Na senzala do casarão, que fica nos porões, há uma exposição de objetos que eram utilizados na extração do ouro e no “trato” dos escravos. São todos emblemas da barbárie. Na parte superior do prédio estão expostas moedas e barras de ouro que retratam a evolução monetária do Brasil. O metal, que antes repousava sob a terra, agora fica no primeiro andar, e as correntes, chicotes e ferros usados contra os negros são expostos no porão. Eles são realmente o porão da nossa história.

Ao sair de uma das salas, encontrei no pátio um homem negro trabalhando. Ele utilizava uma espátula para arrancar pela raiz ervas daninhas que cresciam entre as pedras do calçamento centenário. Pensei, então, que a escravidão acabou, mas os negros continuam, naquela mesma Casa, fazendo os trabalhos que faziam há três séculos! Como explicar isso naquela cidade que foi tão influenciada pelo iluminismo setecentista?

Lembrei-me, então, de uma afirmação de Walter Benjamin: “Nunca houve um monumento da cultura que não fosse também um monumento de barbárie”. A beleza do barroco e a grandeza de Ouro Preto estão assentadas na violência que foi a escravidão. Quanto a isso não podemos fazer nada, mas quanto ao fato de aos negros continuar sendo reservada a mesma parte dessa história, nós somos responsáveis.

No Museu da Inconfidência foram quase duas horas conhecendo objetos e documentos relativos à conjuração e sobre os principais revoltosos. Seus sonhos, sua desgraça. Padre Toledo, Cláudio Manuel, Tomás Antônio Gonzaga, Marília, Alvarenga Peixoto, Bárbara Heliodora. Os filhos da elite mineira que ousaram planejar para o Brasil o mesmo que os norte-americanos haviam feito nas colônias inglesas do norte: a independência e a república. Restos de madeira da forca na qual Tiradentes foi morto simbolizam o resultado da revolta.

Na saída, havia novamente um jovem negro trabalhando no pátio. Nesse caso, planta grama entre as pedras do calçamento.
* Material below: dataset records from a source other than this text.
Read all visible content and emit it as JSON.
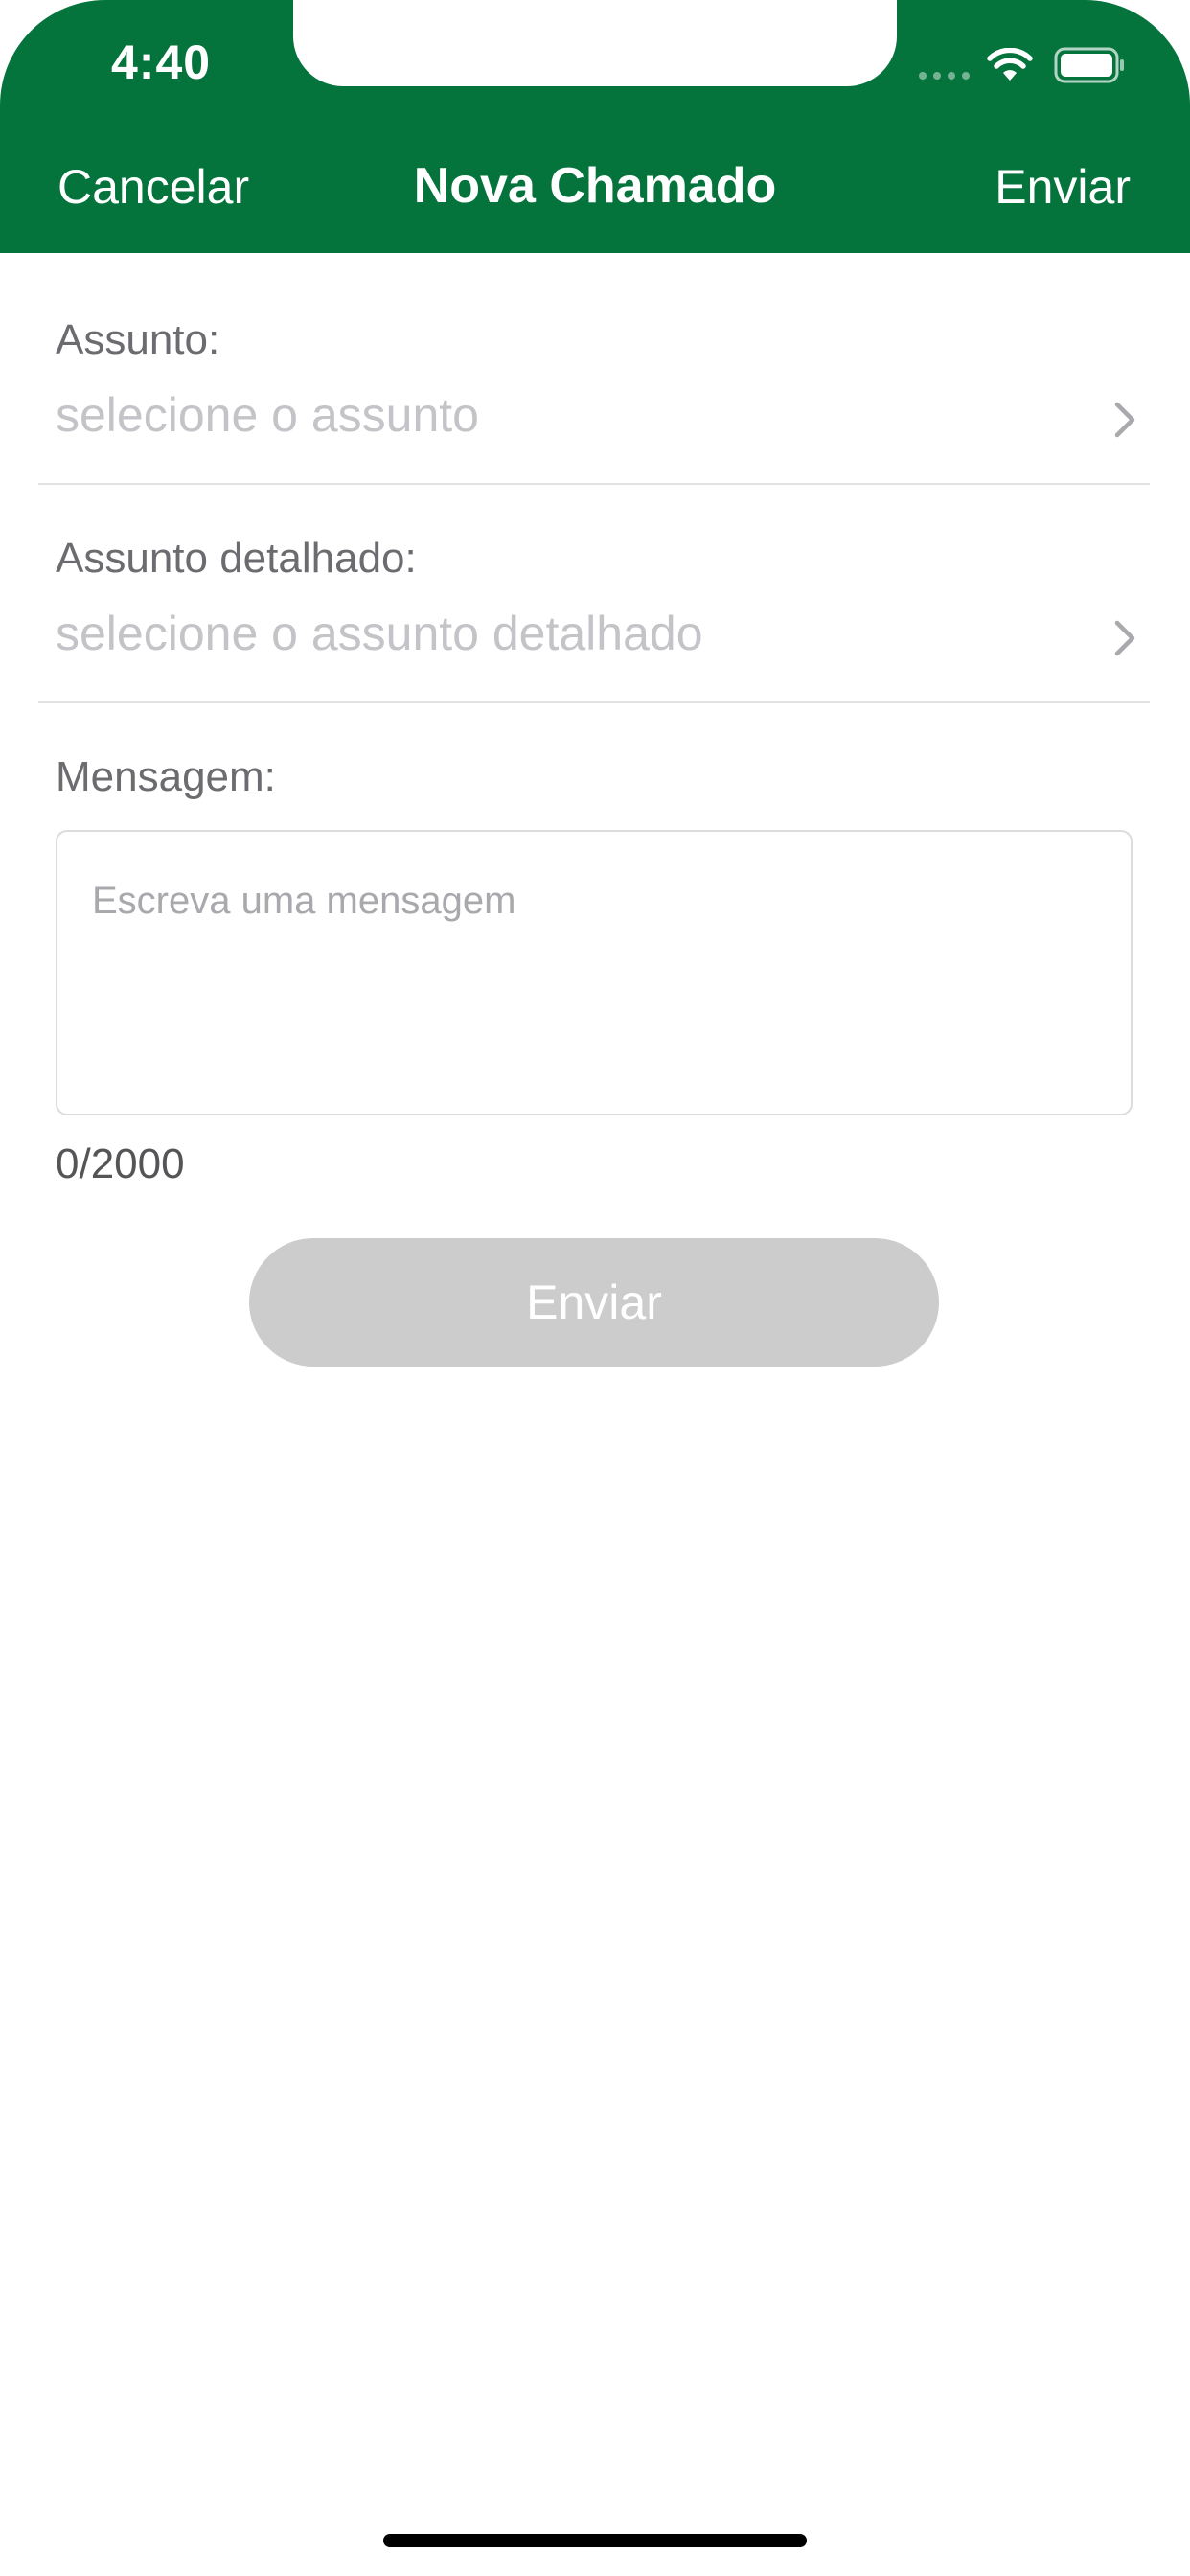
{
  "status_bar": {
    "time": "4:40"
  },
  "nav": {
    "cancel_label": "Cancelar",
    "title": "Nova Chamado",
    "send_label": "Enviar"
  },
  "form": {
    "subject": {
      "label": "Assunto:",
      "placeholder": "selecione o assunto"
    },
    "detailed_subject": {
      "label": "Assunto detalhado:",
      "placeholder": "selecione o assunto detalhado"
    },
    "message": {
      "label": "Mensagem:",
      "placeholder": "Escreva uma mensagem",
      "value": "",
      "counter": "0/2000"
    },
    "submit_label": "Enviar"
  },
  "colors": {
    "header_green": "#04733c",
    "disabled_button": "#cccccc"
  },
  "icons": {
    "chevron": "chevron-right-icon",
    "wifi": "wifi-icon",
    "battery": "battery-icon",
    "signal": "cellular-signal-icon"
  }
}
Não há mais ouro a ser tirado da terra pelas mãos negras. Restaram-lhe os espaços entre as pedras da calçada como uma metáfora das relações sociais nas quais os dominados têm de achar brechas para expressar-se plenamente.

A frase de Benjamin não me saiu da cabeça quando no dia seguinte visitei a mina de ouro de Passagem de Mariana. Ela fica à beira da estrada que liga Ouro Preto à Mariana e foi aberta em 1719, tendo sido explorada inicialmente por mãos escravas e depois industrialmente por alemães e ingleses. Fabiano, o guia que nos acompanhou até as profundezas da escavação de 120 metros, disse que os garimpeiros morriam jovens em razão da poeira com gases tóxicos inalada durante o trabalho.
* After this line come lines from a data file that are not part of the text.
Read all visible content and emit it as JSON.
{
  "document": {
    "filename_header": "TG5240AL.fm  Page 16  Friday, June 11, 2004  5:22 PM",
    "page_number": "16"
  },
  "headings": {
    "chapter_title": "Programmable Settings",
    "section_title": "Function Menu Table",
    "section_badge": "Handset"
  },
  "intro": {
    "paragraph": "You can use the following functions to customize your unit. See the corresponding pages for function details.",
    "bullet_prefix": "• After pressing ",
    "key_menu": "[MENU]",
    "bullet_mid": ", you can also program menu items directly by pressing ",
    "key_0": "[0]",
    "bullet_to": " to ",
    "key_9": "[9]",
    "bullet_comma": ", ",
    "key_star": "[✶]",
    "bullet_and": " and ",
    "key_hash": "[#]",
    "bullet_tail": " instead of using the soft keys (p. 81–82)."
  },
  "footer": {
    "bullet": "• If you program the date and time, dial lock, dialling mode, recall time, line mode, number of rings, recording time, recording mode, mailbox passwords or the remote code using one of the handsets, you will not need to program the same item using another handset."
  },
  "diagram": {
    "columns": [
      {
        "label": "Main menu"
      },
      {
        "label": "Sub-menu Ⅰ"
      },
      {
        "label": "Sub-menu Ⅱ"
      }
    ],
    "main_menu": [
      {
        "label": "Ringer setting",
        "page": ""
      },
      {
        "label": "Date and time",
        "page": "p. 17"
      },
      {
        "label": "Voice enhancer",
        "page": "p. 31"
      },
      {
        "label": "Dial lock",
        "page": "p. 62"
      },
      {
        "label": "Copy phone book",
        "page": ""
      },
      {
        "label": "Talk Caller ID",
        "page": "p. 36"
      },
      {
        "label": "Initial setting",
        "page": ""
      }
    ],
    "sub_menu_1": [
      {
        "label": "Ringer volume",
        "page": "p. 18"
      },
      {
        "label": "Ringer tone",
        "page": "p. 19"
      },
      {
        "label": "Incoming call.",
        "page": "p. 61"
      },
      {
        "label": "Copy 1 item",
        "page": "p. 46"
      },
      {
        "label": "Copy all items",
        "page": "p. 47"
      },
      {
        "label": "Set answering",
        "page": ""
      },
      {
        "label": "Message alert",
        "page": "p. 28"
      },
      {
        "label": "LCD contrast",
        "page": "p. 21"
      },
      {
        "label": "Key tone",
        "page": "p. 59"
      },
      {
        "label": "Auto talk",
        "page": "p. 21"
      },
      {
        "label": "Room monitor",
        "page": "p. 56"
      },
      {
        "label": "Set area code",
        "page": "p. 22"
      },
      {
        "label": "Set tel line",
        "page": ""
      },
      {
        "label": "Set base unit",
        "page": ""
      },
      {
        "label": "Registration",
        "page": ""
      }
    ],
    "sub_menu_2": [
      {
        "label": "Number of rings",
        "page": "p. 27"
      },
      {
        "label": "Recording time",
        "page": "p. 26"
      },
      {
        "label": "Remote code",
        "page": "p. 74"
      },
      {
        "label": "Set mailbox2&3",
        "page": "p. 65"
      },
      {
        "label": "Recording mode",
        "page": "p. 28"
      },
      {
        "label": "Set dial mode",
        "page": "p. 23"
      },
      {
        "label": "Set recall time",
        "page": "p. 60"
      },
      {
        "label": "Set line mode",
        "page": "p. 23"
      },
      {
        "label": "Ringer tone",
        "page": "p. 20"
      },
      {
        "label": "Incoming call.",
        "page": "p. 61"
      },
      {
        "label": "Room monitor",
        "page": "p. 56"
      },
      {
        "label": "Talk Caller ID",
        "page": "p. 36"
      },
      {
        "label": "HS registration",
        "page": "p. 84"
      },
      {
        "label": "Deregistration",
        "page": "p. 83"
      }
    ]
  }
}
Caminhamos nas galerias de onde toneladas de pedra foram retiradas para extrair 34 mil quilos do dourado metal. No escuro do subterrâneo, pensei nos belos altares dos templos e nos homens que tiveram aquela mina como túmulo para a glória de Portugal e da Igreja. O buraco da mina contrastava com a beleza das igrejas dos mestres do barroco e do rococó. Cultura e barbárie caminham de mãos dadas nessa sociedade em que vivemos, meditei.
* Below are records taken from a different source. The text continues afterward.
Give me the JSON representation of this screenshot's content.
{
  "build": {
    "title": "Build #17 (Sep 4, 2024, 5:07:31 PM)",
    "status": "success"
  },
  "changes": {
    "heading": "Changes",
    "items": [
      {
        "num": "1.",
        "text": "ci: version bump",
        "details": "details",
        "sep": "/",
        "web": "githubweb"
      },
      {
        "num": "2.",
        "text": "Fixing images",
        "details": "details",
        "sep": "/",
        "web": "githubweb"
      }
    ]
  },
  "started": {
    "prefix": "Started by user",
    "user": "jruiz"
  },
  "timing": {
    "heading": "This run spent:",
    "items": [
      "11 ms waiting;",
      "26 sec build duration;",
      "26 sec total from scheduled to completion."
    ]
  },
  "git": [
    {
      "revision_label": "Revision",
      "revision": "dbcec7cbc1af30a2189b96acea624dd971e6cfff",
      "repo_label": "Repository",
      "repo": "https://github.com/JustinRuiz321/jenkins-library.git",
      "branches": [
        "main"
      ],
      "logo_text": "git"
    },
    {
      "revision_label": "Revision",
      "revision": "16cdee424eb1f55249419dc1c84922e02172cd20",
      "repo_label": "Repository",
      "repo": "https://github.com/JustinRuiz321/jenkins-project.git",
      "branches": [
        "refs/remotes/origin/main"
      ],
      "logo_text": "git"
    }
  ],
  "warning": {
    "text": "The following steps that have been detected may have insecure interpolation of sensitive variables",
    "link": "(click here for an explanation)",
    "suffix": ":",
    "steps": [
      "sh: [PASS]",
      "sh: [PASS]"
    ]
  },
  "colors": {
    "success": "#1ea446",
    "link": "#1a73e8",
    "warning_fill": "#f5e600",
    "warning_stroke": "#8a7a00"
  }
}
Na cidade, subi mais algumas ladeiras, tomei uma cachaça de Minas e fiquei tentando recordar trechos do belíssimo Romanceiro da Inconfidência de Cecília Meireles. A poeta fala dos sonhos, dos planos, da devassa e do sofrimento dos inconfidentes, tendo por pano de fundo o ouro que movia Vila Rica:

“Mil bateias vão rodando
sobre córregos escuros;
a terra vai sendo aberta
por intermináveis sulcos;
infinitas galerias
penetram morros profundos.

De seu calmo esconderijo,
o ouro vem, dócil e ingênuo;
torna-se pó, folha, barra,
prestígio, poder, engenho...
É tão claro! - e turva tudo:
honra, amor e pensamento.”

Hoje, os olhos do mundo se turvam diante do petróleo, que também vem das profundezas da terra. O que há de mais belo e de mais terrível é feito com a riqueza procedente do ouro negro. Continuamos dependentes das entranhas. Os negros continuam excluídos das riquezas que produzem. E persistimos com a dúvida se a cultura vence a barbárie, ou está assentada nela.